Kosubek: Die Welt geht nicht unter durch Geschmacklosigkeiten. Über Geschmack lässt sich ja bekanntlich streiten. So war die „Clubsau“ in der letzten Choreografie ja gezeichnet wie ein Comic-Schwein. Das kann man schon mit einem Augenzwinkern sehen.

Kann es sein, dass früher der Ton nicht so rau war?

Kosubek: Das wird romantisiert. In den Achtzigerjahren hat es ordentlich geknallt, da gab es harte Schlägereien. Hooligans waren früher viel präsenter. Heute sind die Stadien so sicher wie nie, auch das Frankenderby.

Würden Sie Ihr Kind mit ins Stadion nehmen?

Kosubek: Auch wenn es derb zugeht, es darf derb sein. Das Stadion ist auch nur ein Spiegelbild der Gesellschaft. Für Familien gibt es zumindest den Schutzraum "Familienblock".

Böncker: Die derben Schimpfwörter sind nichts für Kinderohren. Aber gehen Sie mal zu einem Jugendspiel... Das Thema Sicherheit ist im Ronhof kein Problem. Viele können das aber nicht einordnen, wenn ein Rauchtopf gezündet wird. Das sind ja noch lange keine Brandschatzer. Es geht um martialisches Auftreten, es ist ein Stilelement der Fanszene, sie will provokant sein. Das kann man kritisieren, aber es ist ein Spielen mit Inszenierungen.
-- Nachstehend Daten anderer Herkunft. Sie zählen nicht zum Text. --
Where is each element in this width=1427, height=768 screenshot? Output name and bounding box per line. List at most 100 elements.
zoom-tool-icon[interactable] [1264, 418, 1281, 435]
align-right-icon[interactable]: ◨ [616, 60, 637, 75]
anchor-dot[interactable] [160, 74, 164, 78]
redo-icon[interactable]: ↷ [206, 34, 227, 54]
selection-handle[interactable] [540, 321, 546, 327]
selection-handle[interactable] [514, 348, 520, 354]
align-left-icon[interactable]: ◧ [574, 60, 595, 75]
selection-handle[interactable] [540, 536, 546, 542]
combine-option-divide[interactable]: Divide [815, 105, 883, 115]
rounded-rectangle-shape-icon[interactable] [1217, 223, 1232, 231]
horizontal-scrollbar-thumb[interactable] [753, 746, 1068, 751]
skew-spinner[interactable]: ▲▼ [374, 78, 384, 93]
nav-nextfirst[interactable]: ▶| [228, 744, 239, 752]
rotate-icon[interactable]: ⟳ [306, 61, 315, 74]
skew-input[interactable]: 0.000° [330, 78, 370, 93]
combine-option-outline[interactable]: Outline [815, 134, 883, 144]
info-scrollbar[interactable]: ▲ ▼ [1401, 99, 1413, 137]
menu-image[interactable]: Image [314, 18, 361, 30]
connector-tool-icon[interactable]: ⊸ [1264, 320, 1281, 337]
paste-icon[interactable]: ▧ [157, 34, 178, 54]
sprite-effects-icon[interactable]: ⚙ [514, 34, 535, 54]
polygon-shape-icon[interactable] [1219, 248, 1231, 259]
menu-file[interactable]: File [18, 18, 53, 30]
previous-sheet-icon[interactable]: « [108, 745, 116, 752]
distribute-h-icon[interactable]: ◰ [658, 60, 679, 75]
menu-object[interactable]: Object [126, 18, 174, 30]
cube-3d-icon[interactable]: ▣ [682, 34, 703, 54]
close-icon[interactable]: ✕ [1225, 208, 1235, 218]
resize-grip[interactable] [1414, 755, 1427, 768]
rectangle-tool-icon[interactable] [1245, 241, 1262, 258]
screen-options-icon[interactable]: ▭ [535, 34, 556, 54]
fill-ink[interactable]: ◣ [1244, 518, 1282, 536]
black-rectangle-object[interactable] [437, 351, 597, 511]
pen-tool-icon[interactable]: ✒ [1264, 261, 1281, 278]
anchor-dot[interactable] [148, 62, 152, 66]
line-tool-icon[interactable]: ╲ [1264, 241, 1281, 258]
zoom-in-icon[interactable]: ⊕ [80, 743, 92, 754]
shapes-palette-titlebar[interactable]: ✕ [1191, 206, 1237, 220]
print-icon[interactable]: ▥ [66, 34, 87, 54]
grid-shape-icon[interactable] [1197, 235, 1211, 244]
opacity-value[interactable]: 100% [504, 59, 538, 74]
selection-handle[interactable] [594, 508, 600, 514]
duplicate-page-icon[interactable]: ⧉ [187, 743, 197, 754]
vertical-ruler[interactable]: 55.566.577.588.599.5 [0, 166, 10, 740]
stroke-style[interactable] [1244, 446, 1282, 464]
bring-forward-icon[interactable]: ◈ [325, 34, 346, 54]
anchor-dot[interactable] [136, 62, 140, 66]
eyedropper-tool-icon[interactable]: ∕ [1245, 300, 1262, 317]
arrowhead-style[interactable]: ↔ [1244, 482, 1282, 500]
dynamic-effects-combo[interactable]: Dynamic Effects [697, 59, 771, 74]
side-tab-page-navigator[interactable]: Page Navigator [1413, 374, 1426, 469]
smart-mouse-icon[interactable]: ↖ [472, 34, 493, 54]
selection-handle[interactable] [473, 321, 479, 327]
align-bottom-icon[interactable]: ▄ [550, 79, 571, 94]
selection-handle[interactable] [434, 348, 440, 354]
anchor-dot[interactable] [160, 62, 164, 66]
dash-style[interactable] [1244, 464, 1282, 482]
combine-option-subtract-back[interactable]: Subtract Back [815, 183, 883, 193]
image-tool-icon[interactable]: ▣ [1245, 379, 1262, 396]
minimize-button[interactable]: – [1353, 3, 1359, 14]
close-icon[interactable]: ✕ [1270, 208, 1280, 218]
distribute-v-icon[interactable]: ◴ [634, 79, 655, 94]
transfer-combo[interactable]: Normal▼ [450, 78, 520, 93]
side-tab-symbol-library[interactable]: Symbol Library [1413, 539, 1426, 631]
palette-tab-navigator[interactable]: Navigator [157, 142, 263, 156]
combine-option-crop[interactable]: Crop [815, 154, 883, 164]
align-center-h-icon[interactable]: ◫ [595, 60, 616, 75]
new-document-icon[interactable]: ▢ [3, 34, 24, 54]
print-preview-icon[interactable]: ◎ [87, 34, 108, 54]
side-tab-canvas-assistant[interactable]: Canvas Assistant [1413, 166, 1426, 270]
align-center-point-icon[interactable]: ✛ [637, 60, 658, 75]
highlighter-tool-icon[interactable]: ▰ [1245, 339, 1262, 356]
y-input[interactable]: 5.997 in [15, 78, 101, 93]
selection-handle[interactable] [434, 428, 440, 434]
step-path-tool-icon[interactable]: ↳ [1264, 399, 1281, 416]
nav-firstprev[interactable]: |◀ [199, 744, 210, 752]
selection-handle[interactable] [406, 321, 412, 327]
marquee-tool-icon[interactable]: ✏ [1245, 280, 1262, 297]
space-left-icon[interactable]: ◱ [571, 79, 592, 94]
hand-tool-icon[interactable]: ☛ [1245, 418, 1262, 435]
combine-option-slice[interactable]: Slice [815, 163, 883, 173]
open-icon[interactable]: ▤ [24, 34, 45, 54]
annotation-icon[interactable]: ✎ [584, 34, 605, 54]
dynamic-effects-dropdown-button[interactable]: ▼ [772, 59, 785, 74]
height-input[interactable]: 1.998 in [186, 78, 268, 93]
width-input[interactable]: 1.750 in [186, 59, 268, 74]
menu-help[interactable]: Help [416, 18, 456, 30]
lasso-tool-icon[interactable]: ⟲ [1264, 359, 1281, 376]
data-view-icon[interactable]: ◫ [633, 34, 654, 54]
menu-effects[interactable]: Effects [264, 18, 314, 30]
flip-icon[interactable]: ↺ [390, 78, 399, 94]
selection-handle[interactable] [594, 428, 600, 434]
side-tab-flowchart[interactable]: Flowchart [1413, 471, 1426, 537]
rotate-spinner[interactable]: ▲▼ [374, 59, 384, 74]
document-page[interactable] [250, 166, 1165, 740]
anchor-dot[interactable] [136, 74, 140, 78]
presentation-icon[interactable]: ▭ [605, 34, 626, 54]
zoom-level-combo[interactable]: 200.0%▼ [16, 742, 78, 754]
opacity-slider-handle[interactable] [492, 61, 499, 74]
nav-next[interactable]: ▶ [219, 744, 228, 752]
Gibt es kein Problem mehr mit Gewalt zwischen den Fanszenen?

Kosubek: Doch, es passieren uncoole Dinge. Aber nicht mehr am Spieltag, wir müssen feststellen: Prävention hat seine Grenzen, aber Gewalt außerhalb des Stadions und abseits der Spieltage werden nicht durch Polizeihubschrauber und Stadionverbote gelöst werden. Damit verlagert man das Problem nur.

Die Ultras hüten die Vorbereitung ihrer Choreografien wie ihren Augapfel. Ist dennoch das Fanprojekt involviert?

Kosubek: Wir fördern die Choreos, indem wir der Kreativität Raum geben und im Netzwerk für möglichst viel Freiheit werben. Choreos sind für uns etwas Positives. Aber auch wir kennen die Choreos vorher nicht, das bleibt Aufgabenbereich der Fans und Ultras und auch diese sollten selbstbestimmt den Inhalt definieren.

Böncker: Es geht darum, den Gegner optisch zu übertrumpfen, und der darf es vorher nicht rauskriegen. Diese bunten Bilder gehen durch die Medien, das wollen sie doch alle sehen. Wenn ein Bild aber ein Missverständnis auslöst, muss man das klären.